Astrid nodded. “One of the engineers. I guess he was working in the reactor area.”

“You telling me there’s a bunch of uranium under the ground and no one is supposed to think that’s dangerous?” Edilio said skeptically.

“A bunch of uranium and one dude’s bones,” Quinn said. “Welcome to Perdido Beach, where our slogan is ‘Radiation? What radiation?’”

Astrid led the way. She had visited the plant many times with her father. She found an unmarked, unremarkable door in the slab side of the turbine building. Sam swiped the passcard in the slot, and the door clicked open.

Inside they found a cavernous space with a high ceiling of interlaced I beams and a painted concrete floor. There were four massive engines, each bigger than a locomotive. The noise was incredible.

“These are the turbines,” Astrid shouted over the hurricane howl. “The uranium creates a reaction that heats up water which makes steam, which comes here, spins the turbines, and generates electricity.”

“So, you’re saying it doesn’t involve giant hamsters on a wheel?” Quinn yelled. “I was misinformed.”

“I guess we better look here first,” Sam shouted. He looked at Quinn.

Quinn performed a languid, mocking salute.

They spread out through the turbine room. Astrid reminded them that Little Pete usually wouldn’t come when called. The only way to find him was to look in every corner, every space where a little kid could possibly stand, sit, or hide.

Little Pete was not in the turbine room.

Astrid finally signaled them to move on. After passing through two sets of doors, they could hear normal speech again.

“Let’s go to the control room,” Astrid suggested, and led the way down a gloomy corridor and into a dated-looking control room. It looked like a set from a NASA space launch, with old-school computers, flickering monitors, and way too many panels with way too many glowing lights, switches, and ancient data ports.

There, sitting on the control room floor, rocking slightly back and forth, playing a muted handheld video game, was Little Pete.

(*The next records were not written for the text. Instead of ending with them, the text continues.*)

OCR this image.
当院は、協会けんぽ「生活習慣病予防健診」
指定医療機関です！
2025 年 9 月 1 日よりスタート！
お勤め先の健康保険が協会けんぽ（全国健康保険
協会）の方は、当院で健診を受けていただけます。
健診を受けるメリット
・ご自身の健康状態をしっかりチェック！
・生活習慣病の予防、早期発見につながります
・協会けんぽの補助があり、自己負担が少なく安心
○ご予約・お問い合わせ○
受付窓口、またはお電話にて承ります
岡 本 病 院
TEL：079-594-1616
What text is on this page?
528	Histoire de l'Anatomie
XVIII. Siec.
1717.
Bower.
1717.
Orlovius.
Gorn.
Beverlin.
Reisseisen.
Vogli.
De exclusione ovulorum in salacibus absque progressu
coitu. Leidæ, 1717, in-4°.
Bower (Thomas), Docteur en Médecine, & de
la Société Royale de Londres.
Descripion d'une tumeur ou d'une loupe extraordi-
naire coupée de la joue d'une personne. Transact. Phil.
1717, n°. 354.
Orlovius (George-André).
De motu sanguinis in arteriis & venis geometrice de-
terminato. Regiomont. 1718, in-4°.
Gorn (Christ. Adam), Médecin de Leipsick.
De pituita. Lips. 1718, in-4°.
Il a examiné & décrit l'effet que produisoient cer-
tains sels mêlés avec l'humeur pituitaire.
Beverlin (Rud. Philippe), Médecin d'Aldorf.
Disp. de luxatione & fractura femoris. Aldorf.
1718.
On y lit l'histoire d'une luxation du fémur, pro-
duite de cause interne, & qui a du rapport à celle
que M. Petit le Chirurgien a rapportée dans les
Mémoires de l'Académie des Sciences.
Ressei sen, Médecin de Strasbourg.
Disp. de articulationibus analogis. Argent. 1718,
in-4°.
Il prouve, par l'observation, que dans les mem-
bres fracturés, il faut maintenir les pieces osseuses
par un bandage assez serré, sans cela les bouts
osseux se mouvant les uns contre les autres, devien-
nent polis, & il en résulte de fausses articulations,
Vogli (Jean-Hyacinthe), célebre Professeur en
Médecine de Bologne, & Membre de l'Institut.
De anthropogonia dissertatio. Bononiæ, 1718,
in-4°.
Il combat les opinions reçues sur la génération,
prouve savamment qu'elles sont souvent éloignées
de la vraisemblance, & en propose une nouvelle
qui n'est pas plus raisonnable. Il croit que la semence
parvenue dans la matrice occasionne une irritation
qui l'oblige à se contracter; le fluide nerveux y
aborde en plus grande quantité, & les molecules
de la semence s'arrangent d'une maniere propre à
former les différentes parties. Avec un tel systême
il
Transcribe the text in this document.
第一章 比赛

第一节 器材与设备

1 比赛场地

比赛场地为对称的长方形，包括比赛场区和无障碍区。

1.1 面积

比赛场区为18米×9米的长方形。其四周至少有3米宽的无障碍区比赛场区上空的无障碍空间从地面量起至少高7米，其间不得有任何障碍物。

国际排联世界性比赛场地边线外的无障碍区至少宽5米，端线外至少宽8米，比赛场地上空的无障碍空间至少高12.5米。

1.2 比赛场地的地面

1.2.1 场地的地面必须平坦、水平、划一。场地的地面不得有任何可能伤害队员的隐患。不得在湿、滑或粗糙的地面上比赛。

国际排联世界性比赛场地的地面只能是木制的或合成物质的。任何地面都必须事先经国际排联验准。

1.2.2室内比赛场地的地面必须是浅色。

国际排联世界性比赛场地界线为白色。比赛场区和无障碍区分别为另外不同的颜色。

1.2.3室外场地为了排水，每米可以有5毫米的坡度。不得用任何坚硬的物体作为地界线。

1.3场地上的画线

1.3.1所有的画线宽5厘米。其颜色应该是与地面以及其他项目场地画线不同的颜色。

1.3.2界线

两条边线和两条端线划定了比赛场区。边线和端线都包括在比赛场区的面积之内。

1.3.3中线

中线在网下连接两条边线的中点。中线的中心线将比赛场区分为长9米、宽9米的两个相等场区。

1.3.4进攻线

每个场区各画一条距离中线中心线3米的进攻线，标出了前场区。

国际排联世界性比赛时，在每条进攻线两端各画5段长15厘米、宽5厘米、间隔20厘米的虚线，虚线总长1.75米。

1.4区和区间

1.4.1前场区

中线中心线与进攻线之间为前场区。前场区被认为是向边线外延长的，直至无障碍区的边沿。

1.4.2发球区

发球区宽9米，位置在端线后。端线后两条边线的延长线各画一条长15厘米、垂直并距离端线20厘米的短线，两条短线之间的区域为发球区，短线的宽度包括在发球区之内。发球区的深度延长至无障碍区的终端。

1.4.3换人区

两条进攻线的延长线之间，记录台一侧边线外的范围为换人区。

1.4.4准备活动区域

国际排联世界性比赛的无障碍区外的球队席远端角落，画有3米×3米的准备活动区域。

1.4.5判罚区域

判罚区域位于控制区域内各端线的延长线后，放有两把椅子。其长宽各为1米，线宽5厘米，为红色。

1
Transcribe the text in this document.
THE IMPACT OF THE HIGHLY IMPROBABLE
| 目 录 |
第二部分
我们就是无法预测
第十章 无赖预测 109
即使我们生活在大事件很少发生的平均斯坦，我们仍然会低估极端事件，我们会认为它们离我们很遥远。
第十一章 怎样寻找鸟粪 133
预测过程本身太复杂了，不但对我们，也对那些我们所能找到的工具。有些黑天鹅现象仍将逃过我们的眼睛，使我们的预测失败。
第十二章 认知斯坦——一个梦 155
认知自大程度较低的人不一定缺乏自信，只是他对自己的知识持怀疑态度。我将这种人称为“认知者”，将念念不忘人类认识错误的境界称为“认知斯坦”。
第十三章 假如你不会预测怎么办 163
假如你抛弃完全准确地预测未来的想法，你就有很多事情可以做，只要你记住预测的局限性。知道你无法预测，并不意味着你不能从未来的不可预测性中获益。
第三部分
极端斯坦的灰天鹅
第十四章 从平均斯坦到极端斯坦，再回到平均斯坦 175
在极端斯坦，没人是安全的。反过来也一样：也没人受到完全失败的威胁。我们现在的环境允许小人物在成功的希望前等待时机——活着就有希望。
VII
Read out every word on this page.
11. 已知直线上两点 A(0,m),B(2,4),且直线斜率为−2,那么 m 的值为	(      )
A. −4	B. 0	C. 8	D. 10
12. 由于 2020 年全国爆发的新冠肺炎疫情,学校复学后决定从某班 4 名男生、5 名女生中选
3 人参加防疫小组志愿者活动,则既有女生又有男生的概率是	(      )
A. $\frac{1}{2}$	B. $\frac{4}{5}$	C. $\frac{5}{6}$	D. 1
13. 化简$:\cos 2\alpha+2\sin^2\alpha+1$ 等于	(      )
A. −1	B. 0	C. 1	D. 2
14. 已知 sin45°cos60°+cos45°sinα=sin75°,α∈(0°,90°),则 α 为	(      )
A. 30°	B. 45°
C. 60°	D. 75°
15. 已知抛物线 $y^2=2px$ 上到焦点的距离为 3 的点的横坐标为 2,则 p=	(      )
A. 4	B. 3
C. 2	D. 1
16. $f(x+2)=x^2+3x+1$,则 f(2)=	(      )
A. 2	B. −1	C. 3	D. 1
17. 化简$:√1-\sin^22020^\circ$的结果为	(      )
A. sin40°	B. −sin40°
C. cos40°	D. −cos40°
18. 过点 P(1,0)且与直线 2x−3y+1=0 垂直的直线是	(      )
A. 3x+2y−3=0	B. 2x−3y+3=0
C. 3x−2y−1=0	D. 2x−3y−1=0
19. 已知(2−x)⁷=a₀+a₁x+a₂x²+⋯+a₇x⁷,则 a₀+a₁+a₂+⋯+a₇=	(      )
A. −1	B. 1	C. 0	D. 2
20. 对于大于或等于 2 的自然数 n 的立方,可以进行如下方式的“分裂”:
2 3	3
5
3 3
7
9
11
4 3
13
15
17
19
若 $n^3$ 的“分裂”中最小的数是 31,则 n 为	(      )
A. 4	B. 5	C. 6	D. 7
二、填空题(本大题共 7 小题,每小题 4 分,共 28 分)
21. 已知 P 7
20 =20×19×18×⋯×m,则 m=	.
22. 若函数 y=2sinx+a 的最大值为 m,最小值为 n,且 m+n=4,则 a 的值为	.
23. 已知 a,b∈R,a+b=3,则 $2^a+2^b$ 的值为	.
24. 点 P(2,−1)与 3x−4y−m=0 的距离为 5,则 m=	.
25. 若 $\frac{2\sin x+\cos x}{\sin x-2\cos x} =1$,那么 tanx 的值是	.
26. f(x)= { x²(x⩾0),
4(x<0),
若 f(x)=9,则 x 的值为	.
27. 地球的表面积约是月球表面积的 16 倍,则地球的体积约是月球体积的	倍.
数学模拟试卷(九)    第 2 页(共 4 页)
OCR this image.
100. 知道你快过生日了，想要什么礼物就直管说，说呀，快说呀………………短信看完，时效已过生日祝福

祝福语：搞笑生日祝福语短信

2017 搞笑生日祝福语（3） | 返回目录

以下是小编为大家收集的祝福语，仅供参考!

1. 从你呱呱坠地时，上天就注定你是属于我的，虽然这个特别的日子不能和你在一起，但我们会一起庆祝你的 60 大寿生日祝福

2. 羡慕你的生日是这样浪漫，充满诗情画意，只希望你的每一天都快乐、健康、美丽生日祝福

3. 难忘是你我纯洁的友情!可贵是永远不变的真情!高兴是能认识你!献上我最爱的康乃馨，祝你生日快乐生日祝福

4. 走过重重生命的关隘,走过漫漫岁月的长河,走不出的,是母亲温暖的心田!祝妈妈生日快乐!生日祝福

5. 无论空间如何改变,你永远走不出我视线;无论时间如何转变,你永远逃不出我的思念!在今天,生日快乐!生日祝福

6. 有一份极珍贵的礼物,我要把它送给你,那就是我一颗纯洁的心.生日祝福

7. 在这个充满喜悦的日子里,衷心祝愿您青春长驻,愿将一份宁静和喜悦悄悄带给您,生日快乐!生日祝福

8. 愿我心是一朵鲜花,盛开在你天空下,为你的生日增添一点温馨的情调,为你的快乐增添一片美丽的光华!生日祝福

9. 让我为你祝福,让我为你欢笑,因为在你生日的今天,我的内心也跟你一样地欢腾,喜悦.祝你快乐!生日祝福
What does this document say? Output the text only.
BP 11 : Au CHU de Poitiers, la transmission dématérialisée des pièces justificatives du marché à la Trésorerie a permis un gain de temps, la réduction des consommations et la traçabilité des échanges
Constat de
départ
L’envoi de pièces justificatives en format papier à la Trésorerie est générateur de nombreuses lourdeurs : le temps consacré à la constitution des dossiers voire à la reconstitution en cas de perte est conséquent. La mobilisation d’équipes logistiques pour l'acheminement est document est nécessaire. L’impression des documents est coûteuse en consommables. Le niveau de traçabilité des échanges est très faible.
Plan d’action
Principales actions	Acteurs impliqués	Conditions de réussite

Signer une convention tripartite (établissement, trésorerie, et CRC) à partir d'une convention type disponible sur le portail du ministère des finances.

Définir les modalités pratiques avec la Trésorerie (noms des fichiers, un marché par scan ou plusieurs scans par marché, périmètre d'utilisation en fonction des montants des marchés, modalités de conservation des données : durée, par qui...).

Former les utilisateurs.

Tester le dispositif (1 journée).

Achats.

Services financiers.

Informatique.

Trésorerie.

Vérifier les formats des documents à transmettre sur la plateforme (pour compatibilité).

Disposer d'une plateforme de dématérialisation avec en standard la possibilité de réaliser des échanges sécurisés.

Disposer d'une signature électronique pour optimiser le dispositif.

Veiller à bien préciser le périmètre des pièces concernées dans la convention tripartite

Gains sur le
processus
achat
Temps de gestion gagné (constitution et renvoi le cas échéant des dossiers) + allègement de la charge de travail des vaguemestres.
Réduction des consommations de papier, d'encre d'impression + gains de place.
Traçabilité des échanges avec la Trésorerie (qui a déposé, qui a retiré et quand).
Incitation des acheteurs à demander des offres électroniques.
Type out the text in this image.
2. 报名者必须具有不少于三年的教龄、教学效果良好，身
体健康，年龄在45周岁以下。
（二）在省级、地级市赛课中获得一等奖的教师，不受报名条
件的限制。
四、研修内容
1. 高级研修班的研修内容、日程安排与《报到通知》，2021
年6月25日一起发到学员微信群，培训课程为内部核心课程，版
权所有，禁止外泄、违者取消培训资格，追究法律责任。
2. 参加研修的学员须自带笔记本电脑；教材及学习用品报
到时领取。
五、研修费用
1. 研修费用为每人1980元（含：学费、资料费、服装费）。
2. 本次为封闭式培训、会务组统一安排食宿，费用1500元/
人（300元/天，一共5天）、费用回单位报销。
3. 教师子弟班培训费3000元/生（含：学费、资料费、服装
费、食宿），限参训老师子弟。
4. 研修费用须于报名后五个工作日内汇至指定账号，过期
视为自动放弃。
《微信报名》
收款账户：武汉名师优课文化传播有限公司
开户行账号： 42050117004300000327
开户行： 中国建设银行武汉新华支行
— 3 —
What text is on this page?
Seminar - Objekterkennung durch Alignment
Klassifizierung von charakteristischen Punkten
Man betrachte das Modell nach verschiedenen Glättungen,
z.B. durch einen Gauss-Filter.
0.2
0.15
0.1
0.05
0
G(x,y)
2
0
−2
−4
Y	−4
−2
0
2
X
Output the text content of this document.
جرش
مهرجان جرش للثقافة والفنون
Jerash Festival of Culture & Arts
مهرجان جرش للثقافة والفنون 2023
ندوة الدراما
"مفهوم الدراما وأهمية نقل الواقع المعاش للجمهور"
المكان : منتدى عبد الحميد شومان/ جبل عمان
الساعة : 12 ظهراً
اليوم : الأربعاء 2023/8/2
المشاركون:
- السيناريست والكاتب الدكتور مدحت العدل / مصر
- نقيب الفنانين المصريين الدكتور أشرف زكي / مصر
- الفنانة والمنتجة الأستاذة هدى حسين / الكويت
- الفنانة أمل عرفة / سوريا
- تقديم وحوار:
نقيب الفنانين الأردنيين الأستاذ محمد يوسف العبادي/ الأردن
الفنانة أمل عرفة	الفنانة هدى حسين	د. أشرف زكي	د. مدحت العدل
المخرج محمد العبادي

Astrid did not run to him. She stared with what looked to Sam like something close to disappointment. She seemed almost to shrink down a little.

But then she forced a smile and went to him.

“Petey,” Astrid said in a calm voice. Like he had never been missing, like they’d been together all along and there was nothing weird about seeing him all alone in the middle of a nuclear plant control room playing Pokémon on a Game Boy.